At this point we need some background. Early on, Rust decided to use the
x86_64-unknown-linux-musl
target to provide statically-linked binaries that
would run on a wide range of systems. Whilst support for dynamically linked
executables on musl systems was added back in
2017, the default behaviour was
never changed, so Gentoo has to make sure to disable static linking by passing
the target-feature=-crt-static
flag.
It does this in a system-wide fashion by setting an environment variable in
/etc/env.d
:
$ cat /etc/env.d/50rust-bin-1.80.1
LDPATH="/usr/lib/rust/lib"
MANPATH="/usr/lib/rust/man"
CARGO_TARGET_X86_64_UNKNOWN_LINUX_MUSL_RUSTFLAGS="-C target-feature=-crt-static"
This setting should therefore be picked up by portage
as well, but when I
examined its build environment it was simply not there. So finally we come to
the last piece of the puzzle: a recent
change
in how RUSTFLAGS
are set within portage
. Here’s the important part:
local -x CARGO_TARGET_"${TRIPLE}"_RUSTFLAGS="-C strip=none -C linker=${LD_A[0]}"
[[ ${#LD_A[@]} -gt 1 ]] && local CARGO_TARGET_"${TRIPLE}"_RUSTFLAGS+="$(printf -- ' -C link-arg=%s' "${LD_A[@]:1}")"
local CARGO_TARGET_"${TRIPLE}"_RUSTFLAGS+=" ${RUSTFLAGS}"
Quoth the bash(1)
manual:
Local variables “shadow” variables with the same name declared at previous scopes. For instance, a local variable declared in a function hides a global variable of the same name: references and assignments refer to the local variable, leaving the global variable unmodified.

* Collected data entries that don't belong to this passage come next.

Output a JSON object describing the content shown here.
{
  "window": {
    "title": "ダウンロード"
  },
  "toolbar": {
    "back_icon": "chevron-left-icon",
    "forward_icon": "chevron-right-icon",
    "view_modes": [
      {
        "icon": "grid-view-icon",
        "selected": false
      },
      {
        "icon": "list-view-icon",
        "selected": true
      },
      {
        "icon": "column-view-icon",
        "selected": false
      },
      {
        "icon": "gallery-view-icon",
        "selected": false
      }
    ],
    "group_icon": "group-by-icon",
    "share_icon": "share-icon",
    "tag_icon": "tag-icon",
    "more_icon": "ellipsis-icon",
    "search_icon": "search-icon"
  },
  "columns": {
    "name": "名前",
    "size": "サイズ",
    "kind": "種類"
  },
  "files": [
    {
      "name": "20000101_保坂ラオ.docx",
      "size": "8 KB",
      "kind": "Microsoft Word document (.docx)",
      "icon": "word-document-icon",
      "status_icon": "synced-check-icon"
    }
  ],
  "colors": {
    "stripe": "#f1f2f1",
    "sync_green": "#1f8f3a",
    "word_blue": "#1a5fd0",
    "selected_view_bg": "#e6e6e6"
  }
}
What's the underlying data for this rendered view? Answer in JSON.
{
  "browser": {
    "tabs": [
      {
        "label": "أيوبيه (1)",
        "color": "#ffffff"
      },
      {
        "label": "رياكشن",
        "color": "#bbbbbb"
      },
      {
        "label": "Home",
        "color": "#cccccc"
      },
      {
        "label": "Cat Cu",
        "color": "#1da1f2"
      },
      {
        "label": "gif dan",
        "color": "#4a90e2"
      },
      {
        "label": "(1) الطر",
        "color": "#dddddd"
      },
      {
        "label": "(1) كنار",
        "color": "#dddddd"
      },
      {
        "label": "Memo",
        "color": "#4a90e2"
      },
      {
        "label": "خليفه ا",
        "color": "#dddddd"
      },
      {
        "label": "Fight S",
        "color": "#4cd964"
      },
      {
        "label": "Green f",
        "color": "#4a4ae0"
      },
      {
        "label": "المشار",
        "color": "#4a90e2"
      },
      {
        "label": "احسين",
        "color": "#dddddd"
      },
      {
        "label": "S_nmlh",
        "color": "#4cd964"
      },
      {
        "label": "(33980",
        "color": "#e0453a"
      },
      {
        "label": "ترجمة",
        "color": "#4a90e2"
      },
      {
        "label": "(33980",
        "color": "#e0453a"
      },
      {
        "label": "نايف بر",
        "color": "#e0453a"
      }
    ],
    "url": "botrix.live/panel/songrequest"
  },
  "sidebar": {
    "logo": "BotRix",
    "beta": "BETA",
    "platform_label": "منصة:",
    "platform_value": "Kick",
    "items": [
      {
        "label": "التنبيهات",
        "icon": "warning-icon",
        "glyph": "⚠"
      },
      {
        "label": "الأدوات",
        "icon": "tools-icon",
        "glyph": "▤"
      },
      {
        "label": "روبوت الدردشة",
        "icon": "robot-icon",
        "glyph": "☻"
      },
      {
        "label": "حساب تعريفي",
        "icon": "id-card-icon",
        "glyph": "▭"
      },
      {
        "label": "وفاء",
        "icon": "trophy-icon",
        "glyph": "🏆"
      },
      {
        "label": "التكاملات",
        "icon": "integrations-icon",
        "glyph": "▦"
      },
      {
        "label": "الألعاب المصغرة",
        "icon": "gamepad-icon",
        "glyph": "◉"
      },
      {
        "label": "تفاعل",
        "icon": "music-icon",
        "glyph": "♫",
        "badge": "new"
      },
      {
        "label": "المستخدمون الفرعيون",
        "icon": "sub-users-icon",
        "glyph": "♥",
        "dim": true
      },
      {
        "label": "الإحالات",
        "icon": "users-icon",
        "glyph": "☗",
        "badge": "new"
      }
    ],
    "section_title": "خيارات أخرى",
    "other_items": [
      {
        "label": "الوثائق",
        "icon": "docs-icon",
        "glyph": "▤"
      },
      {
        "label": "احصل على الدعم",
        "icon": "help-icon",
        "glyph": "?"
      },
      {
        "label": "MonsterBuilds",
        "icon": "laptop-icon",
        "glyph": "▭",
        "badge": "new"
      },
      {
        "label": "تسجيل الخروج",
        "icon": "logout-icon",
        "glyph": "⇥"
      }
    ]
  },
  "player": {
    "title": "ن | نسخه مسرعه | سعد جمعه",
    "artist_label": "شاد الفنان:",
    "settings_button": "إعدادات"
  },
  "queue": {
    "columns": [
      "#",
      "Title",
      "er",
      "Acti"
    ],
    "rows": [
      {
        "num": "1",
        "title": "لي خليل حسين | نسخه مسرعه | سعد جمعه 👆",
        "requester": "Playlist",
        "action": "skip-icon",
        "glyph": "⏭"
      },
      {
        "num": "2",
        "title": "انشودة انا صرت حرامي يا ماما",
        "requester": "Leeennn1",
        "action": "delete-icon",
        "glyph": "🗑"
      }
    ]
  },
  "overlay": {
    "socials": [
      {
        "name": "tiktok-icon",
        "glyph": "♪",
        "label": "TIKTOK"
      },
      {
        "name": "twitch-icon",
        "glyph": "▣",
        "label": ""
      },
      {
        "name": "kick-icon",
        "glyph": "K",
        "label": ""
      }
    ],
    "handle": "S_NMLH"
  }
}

When previously the RUSTFLAGS
environment variable was only touched when
cross-compiling, it was now overridden. To confirm, I edited the file in
question to include the previous value, and both fd(1)
and rg(1)
worked
again. Success!
This whole saga was also reported to the Gentoo bug tracker and promptly fixed. A project for another day is figuring out exactly how a change from static linking to dynamic linking causes segfaults like this, because I sure would love to know the details.